„Ein Highlight für Gelmer“
Kanalüberführung: Erst Baustelle, dann Erholung

Münster-Gelmer -

Seit zehn Jahren wird an einer neuen Kanalüberführung über die Ems bei Gelmer geplant. Weitere zehn Jahre wird es dauern, bis sie fertig ist. Die Heimatgruppe Gelmer ist jedoch sehr zufrieden: Denn nach Abschluss der Bauarbeiten soll ein Naherholungsgebiet übrigbleiben.

Dienstag, 28.04.2015, 07:00 Uhr aktualisiert: 28.04.2015, 11:42 Uhr
Zehn Jahre wird es dauern, bis die Kanalüberführung über die Ems durch einen Neubau ersetzt und das Gelände als Naherholungsgebiet eingerichtet ist.
Zehn Jahre wird es dauern, bis die Kanalüberführung über die Ems durch einen Neubau ersetzt und das Gelände als Naherholungsgebiet eingerichtet ist.

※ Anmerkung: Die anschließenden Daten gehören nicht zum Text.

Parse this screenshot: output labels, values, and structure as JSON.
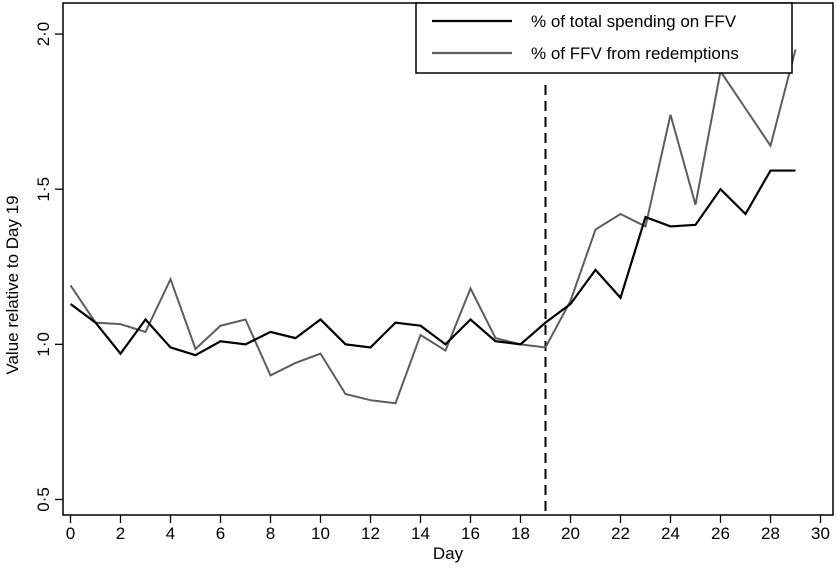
{
  "chart_data": {
    "type": "line",
    "xlabel": "Day",
    "ylabel": "Value relative to Day 19",
    "xlim": [
      -0.3,
      30.5
    ],
    "ylim": [
      0.45,
      2.1
    ],
    "xticks": [
      0,
      2,
      4,
      6,
      8,
      10,
      12,
      14,
      16,
      18,
      20,
      22,
      24,
      26,
      28,
      30
    ],
    "xtick_labels": [
      "0",
      "2",
      "4",
      "6",
      "8",
      "10",
      "12",
      "14",
      "16",
      "18",
      "20",
      "22",
      "24",
      "26",
      "28",
      "30"
    ],
    "yticks": [
      0.5,
      1.0,
      1.5,
      2.0
    ],
    "ytick_labels": [
      "0·5",
      "1·0",
      "1·5",
      "2·0"
    ],
    "vline": {
      "x": 19,
      "style": "dashed"
    },
    "legend_position": "top-right",
    "x": [
      0,
      1,
      2,
      3,
      4,
      5,
      6,
      7,
      8,
      9,
      10,
      11,
      12,
      13,
      14,
      15,
      16,
      17,
      18,
      19,
      20,
      21,
      22,
      23,
      24,
      25,
      26,
      27,
      28,
      29
    ],
    "series": [
      {
        "name": "% of total spending on FFV",
        "color": "#000000",
        "values": [
          1.13,
          1.07,
          0.97,
          1.08,
          0.99,
          0.965,
          1.01,
          1.0,
          1.04,
          1.02,
          1.08,
          1.0,
          0.99,
          1.07,
          1.06,
          1.0,
          1.08,
          1.01,
          1.0,
          1.07,
          1.13,
          1.24,
          1.15,
          1.41,
          1.38,
          1.385,
          1.5,
          1.42,
          1.56,
          1.56
        ]
      },
      {
        "name": "% of FFV from redemptions",
        "color": "#5b5e5c",
        "values": [
          1.19,
          1.07,
          1.065,
          1.04,
          1.21,
          0.985,
          1.06,
          1.08,
          0.9,
          0.94,
          0.97,
          0.84,
          0.82,
          0.81,
          1.03,
          0.98,
          1.18,
          1.02,
          1.0,
          0.99,
          1.14,
          1.37,
          1.42,
          1.38,
          1.74,
          1.45,
          1.88,
          1.76,
          1.64,
          1.95
        ]
      }
    ]
  }
}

Foto: Gunnar A. Pier

Die ersten Vorbereitungen sind bereits im Gange. Rund um die künftige Baufläche wurden Schilder aufgestellt, ein asphaltierter Weg wird angelegt, in Kürze soll das Gelände eingezäunt sein. Gelmer bereitet sich auf das größte Wasserbauprojekt seit Jahrzehnten vor: die Erneuerung der Überführung des Dortmund-Ems-Kanals über die Ems .

Bezirksvertreter Raimund Mölders begleitet als Mitglied der Heimatgruppe das Projekt seit fast vier Jahren – und zieht eine zufriedene Bilanz der Info-Veranstaltung des Wasserstraßen-Neubauamts in der Mehrzweckhalle : „Alle sind froh, dass es endlich losgeht.“ Aus Sicht der Heimatgruppe seien die drängendsten Fragen ausgeräumt, besonders was den Abtransport des Bodenaushubs betreffe – der Ortskern sollte davon nicht viel mitbekommen.

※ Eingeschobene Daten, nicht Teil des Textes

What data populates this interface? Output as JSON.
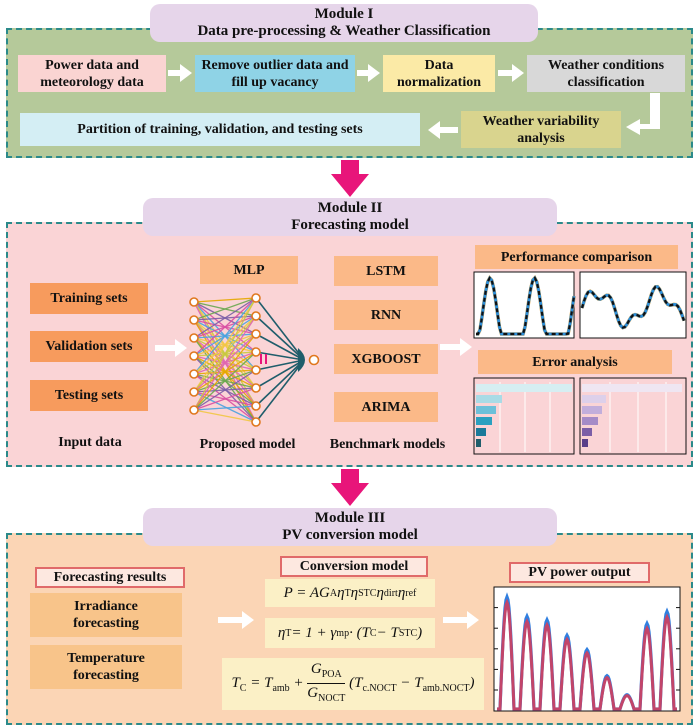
{
  "module1": {
    "title1": "Module I",
    "title2": "Data pre-processing & Weather Classification",
    "step_power": "Power data and meteorology data",
    "step_outlier": "Remove outlier data and fill up vacancy",
    "step_norm": "Data normalization",
    "step_weather": "Weather conditions classification",
    "step_variability": "Weather variability analysis",
    "step_partition": "Partition of training, validation, and testing sets"
  },
  "module2": {
    "title1": "Module II",
    "title2": "Forecasting model",
    "inputs": [
      "Training sets",
      "Validation sets",
      "Testing sets"
    ],
    "input_label": "Input data",
    "proposed": "MLP",
    "proposed_label": "Proposed model",
    "benchmarks": [
      "LSTM",
      "RNN",
      "XGBOOST",
      "ARIMA"
    ],
    "benchmark_label": "Benchmark models",
    "performance": "Performance comparison",
    "error": "Error analysis"
  },
  "module3": {
    "title1": "Module III",
    "title2": "PV conversion model",
    "results_label": "Forecasting results",
    "results": [
      "Irradiance forecasting",
      "Temperature forecasting"
    ],
    "conversion_label": "Conversion model",
    "output_label": "PV power output"
  },
  "colors": {
    "panel1": "#b5c99a",
    "panel2": "#fad4d6",
    "panel3": "#fbd5b5",
    "dash": "#2b8a8a",
    "pink_arrow": "#e8157a",
    "orange_box": "#f79b5d",
    "light_orange_box": "#fbb988"
  }
}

Das Thema stehe lange genug im Raum: Der Dammbruch des Kanals in der Nähe von Olfen 2005 war der Anlass, eine neue Überführung in Angriff zu nehmen. Die alten Bauwerke in Olfen und Gelmer sind baugleich – bei einem ähnlichen Unfall hätte Gimbte unter Wasser gestanden, vermutet Mölders.

Die Heimatgruppe wertet es als großen Erfolg, dass das Gelände nach Abschluss der Bauarbeiten als Naherholungsgebiet eingerichtet wird. Wesentliche Voraussetzung dafür ist, dass die neue Umfahrungsstrecke nicht – wie ursprünglich geplant – zugeschüttet wird, sondern weitgehend erhalten bleibt. „Das ist ein großer Gewinn für Gelmer“, meint Obmann Klemens Lindenblatt . „Bei einem kompletten Rückbau hätten wir drei Jahre länger mit dem Baustellenlärm leben müssen.“ Außerdem hätten die Steuerzahler noch erheblich tiefer in die Tasche greifen müssen.

Das künftige Naherholungsgebiet am Kanal war bei der Info-Versammlung des Wasserstraßen-Neubauamts zwar kein Thema – doch der Rat der Stadt hat sich schon vor einigen Jahren dafür ausgesprochen. Kernstück soll eine Insel werden, die vom Ort aus über eine Holzbrücke erreicht werden kann. Vorgesehen sind ein Rundweg und eine Aussichtsplattform: „Das wird ein kleines Highlight für Gelmer“, zeigt sich Klemens Lindenblatt zufrieden.

Bis es soweit ist, wird aber noch einige Zeit ins Land gehen: Raimund Mölders rechnet mit wenigstens zehn Jahren Bauzeit.